著作権者等は、著作権等侵害によって損害を被った場合、損害賠償請求をすることもできます(民法709条)。

なお、著作権者等の損害額に関する立証負担を軽減するために、著作権法には損害額の算定規定が設けられています(著作権法114条)。

名誉回復措置請求

著作者等は、故意・過失により著作者人格権等を侵害した者に対し、著作者等であることを確保し、又は訂正その他著作者等の名誉・声望を回復するために適当な措置を請求することができます(著作権法115条)。

不当利得返還請求権

著作権者等は、無断で自己の著作権等を利用する者に対し、不当利得返還請求(民法703条)をすることも可能です。

民事手続の特則

著作権侵害に関する民事裁判においては、通常の民事裁判と比較し、主に以下の特則が設けられています。
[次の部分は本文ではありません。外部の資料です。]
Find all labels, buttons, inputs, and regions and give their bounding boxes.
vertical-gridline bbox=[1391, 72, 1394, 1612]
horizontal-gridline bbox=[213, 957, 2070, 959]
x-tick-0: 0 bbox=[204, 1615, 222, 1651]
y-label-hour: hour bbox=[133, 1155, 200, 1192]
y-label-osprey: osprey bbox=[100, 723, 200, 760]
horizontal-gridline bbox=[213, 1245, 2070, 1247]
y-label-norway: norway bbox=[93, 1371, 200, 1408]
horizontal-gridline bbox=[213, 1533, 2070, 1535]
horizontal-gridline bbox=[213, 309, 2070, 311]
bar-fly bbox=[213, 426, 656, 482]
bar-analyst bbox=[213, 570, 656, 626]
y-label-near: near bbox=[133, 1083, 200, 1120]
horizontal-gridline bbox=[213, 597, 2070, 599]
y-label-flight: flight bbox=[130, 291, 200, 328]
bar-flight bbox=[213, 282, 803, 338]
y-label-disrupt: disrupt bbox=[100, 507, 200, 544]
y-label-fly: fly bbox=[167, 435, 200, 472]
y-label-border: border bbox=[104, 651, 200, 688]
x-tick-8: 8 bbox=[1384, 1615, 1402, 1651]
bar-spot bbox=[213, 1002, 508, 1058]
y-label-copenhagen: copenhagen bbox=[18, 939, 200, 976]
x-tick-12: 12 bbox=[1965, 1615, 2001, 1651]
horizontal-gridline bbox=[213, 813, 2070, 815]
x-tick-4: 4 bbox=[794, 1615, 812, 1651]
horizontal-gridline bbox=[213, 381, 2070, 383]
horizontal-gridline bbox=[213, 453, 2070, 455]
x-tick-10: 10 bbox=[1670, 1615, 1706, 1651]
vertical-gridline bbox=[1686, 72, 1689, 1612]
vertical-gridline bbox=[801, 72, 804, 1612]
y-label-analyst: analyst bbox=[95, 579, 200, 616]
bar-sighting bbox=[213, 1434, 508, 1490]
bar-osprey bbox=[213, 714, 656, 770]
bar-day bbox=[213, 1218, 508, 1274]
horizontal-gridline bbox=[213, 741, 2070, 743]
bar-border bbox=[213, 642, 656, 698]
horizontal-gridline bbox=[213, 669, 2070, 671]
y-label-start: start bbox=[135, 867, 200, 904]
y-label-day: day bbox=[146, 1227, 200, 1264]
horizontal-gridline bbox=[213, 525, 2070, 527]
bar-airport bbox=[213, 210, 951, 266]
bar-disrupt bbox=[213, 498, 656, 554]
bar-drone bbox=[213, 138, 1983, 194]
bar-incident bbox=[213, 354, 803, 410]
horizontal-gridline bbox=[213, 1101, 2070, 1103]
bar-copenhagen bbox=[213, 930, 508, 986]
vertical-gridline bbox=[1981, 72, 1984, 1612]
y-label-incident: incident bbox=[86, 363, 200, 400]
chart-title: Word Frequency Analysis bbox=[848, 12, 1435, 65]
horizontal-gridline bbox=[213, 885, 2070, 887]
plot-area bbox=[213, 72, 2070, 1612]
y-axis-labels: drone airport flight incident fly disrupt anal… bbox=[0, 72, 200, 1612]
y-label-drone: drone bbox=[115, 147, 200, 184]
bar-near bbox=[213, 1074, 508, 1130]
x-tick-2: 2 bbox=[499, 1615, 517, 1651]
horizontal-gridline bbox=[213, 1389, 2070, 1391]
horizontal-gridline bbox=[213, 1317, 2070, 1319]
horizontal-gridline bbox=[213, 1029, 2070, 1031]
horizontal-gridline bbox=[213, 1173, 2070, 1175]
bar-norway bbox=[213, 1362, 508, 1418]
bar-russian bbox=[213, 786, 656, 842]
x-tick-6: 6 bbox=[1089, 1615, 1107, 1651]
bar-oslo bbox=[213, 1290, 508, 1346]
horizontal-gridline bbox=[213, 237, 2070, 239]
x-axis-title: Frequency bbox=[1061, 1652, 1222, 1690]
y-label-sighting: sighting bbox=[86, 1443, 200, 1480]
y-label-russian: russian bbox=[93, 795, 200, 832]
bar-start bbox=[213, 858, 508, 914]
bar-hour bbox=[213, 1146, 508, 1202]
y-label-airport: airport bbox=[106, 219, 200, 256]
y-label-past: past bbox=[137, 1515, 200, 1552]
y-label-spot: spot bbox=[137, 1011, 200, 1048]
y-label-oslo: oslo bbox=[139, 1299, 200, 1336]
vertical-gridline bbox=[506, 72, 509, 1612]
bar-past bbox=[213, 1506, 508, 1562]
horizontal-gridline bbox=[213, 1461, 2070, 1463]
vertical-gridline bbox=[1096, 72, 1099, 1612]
具体的態様の明示義務(著作権法114条の2) 著作権等侵害訴訟の相手方は、著作権者等が侵害の行為を構成したもの又は侵害の行為によって作成されたものとして主張する物の具体的態様を否認するときは、自己の行為の具体的態様を明らかにする必要があります。
書類の提出等(著作権法114条の3) 裁判所は、当事者に対し、侵害行為や侵害行為による損害の計算をするため必要な書類の提出を命じることができます。
損害計算のための鑑定(著作権法114条の4) 著作権等侵害訴訟の当事者は、裁判所が侵害行為による損害の計算をするために鑑定を命じた場合には、鑑定人に対し、必要な事項を説明しなければなりません。
相当な損害額の認定(著作権法114条の5) 裁判所は、著作権等侵害訴訟において、損害の発生は認められるものの、損害額の立証が極めて困難である場合、相当な損害額を認定することができます。
秘密保持命令(著作権法114条の6) 裁判所は、著作権等侵害訴訟において、準備書面等に当事者の営業秘密が記載されている場合、当事者に対し、秘密保持命令を発することができます。

著作権侵害に対する行政上の救済措置

著作権等を侵害する物品は関税法上、輸出入してはならない物品とされています(関税法69条の2第1項第3号、同法69条の11第1項第9号)。このため、自己の著作権等を侵害する物品が輸出入されている場合、関税法上の手続を経ることで、これらの行為を水際で差し止めることができます。

著作権侵害に対する刑事上の救済措置

著作権等の侵害は刑事罰の対象にもなっています(著作権法119条1項等)。このため、自己の著作権を侵害された者は、警察等に刑事告訴(刑事訴訟法230条)や被害相談等をすることができます。